A task force dedicated to monitoring and evaluating the effectiveness of the strategy is vital for success. By selecting a team and assigning clear roles and responsibilities to manage AI-related risk, companies can engage in transparent discussions about how such functions align with the organization’s principles, policies and strategic priorities. The result: a complicated process made more streamlined and efficient. Training, such as the International Association of Privacy Professionals (IAPP) AI governance training, can help ensure team members are making informed decisions throughout.
Build risk management into the AI lifecycle
As mentioned, the key to adhering to regulatory requirements while simultaneously fostering growth is embedding risk management into the AI lifecycle. That should be woven into the design phase and throughout deployment to allow teams to innovate and iterate quickly while adhering to requirements.
Combined with the necessary governance, companies can use accountability mechanisms to ensure the data used to train AI systems is high-quality, accurate and consistent. Model interpretability, or the ability to decipher and explain the cause and effect within a system, is one way of monitoring data to identify errors. The ability to explain the input of a system, the function of its process and the produced output provides a means of surveying data for bias and variability. Understanding how an AI system functions enables teams to use the appropriate security audits to evaluate bias, safety concerns and data validity.
An audit history also can invoke defensibility within your system. Documenting the data fed into and produced by each model provides evidence that can be used later to demonstrate how the system was designed and used responsibly. For instance, American Bar Association Resolution 604 charges developers to ensure proper “human authority, oversight and control” are in place to drive appropriate accountability. When fighting racial bias, as an example, it behooves corporations to perform their monitoring activities, like model output sampling, in a platform that tracks audit history to improve defensibility of human reviewer decisions.
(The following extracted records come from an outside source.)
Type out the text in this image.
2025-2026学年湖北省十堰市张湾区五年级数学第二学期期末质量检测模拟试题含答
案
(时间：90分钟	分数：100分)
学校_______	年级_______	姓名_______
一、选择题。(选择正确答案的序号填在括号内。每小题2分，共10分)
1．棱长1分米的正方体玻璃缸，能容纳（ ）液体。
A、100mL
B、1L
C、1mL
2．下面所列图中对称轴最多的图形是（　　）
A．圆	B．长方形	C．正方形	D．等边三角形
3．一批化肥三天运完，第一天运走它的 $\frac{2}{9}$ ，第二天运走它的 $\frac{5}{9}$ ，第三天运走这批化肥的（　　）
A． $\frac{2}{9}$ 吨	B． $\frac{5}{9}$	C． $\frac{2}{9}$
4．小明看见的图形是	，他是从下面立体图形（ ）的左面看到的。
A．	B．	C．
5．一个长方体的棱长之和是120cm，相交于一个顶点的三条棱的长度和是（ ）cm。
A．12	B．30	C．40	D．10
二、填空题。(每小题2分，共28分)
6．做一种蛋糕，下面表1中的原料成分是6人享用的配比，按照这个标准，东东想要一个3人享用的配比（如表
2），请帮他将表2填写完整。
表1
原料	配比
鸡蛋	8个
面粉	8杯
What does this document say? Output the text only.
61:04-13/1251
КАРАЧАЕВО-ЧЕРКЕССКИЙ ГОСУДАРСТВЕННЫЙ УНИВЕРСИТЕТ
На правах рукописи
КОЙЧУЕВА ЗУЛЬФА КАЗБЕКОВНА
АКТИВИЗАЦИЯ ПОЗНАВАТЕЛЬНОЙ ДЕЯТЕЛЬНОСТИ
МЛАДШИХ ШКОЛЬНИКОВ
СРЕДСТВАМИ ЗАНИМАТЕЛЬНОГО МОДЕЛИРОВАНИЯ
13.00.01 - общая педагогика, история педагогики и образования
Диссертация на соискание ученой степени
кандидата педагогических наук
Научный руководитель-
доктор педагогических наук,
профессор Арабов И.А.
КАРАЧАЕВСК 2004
Once risk management strategies are integrated within AI development and deployment, companies can better capitalize on the massive AI opportunity that awaits them. Given that the regulatory environment is constantly changing, businesses must closely monitor policy changes and embed risk management practices around AI. If addressed proactively, AI regulation does not have to limit innovation; companies can be empowered to pursue business goals with greater confidence and clarity around its use.